According to data amassed over the past three years, the number of rental households – i.e. families that moved into rental properties – rose as the number of owner-occupied households fell. Similarly, single family home rentals have went up to go along with a steady rise in rental prices and occupancy rates for apartments, townhouses, and duplexes.
Indeed, many have pointed to this rise in rental demand as one of the new strengths of the real estate market, going as far as to point to a paradigm shift in the way Americans view housing – especially with the promise of additional price decreases over the next 12-18 months and perhaps beyond. Renting is seen as cheaper, or, at the very least, a lot less frustrating and worrisome than taking out a mortgage and owning a home, even with today’s dirt-cheap interest rates.
Owners of rental properties are basking in the flood of demand for their properties. The demand for property managers has increased dramatically, and more and more communities are seeing a rise in demand for multi-family properties or single-family rentals, even away from big cities that are typically the hotspot of these properties.

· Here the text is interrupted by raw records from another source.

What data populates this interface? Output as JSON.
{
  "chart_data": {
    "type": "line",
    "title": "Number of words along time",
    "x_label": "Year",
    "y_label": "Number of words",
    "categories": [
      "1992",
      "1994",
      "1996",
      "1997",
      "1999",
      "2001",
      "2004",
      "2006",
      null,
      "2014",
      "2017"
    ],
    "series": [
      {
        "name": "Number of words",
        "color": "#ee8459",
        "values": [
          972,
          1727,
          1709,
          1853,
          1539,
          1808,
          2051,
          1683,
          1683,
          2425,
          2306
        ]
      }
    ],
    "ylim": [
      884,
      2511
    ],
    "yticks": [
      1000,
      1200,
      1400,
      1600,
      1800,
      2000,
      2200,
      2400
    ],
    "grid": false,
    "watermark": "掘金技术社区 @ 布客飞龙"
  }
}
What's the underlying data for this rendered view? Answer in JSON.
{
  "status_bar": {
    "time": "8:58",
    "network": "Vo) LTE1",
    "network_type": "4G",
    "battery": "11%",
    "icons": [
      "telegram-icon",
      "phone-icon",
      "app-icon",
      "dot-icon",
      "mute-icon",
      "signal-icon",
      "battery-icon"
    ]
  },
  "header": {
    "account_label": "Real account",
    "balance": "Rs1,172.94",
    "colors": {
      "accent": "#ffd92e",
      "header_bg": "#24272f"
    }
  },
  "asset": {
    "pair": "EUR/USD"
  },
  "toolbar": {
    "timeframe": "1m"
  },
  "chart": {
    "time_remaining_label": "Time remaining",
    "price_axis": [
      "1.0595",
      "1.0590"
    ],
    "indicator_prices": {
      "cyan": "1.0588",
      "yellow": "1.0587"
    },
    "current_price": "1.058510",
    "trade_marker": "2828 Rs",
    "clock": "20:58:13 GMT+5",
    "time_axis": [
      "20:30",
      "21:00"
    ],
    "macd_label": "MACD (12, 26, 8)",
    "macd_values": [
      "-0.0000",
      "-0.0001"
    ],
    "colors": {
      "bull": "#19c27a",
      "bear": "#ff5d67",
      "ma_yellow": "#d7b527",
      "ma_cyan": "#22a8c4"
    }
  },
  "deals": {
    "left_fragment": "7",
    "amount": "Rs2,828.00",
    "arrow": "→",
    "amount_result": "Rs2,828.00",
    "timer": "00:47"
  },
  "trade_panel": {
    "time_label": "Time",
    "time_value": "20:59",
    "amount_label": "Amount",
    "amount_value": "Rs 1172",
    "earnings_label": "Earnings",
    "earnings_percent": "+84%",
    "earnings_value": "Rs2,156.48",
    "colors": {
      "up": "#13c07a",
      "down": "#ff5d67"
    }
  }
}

This news is not good for everyone in the industry, however. Analysts point to low demand in the housing market as a sign of weakness in the overall economy, especially when new home sales are factored into the equation. Instead of building new homes, people are choosing to rent – and not even buy existing homes.
Others, though, disagree, especially those who believe that the federal government’s proposal to unload mass numbers of government foreclosures to the private sector to turn into affordable rental units is a sound solution to high existing foreclosure inventory.
Regardless of what side one takes, the truth of the matter is that rentals will remain in high demand as long as uncertainty keeps people from heading to the bank and applying for a mortgage –if they even qualify. Americans by and large still want to own homes, but until situations improve, they won’t.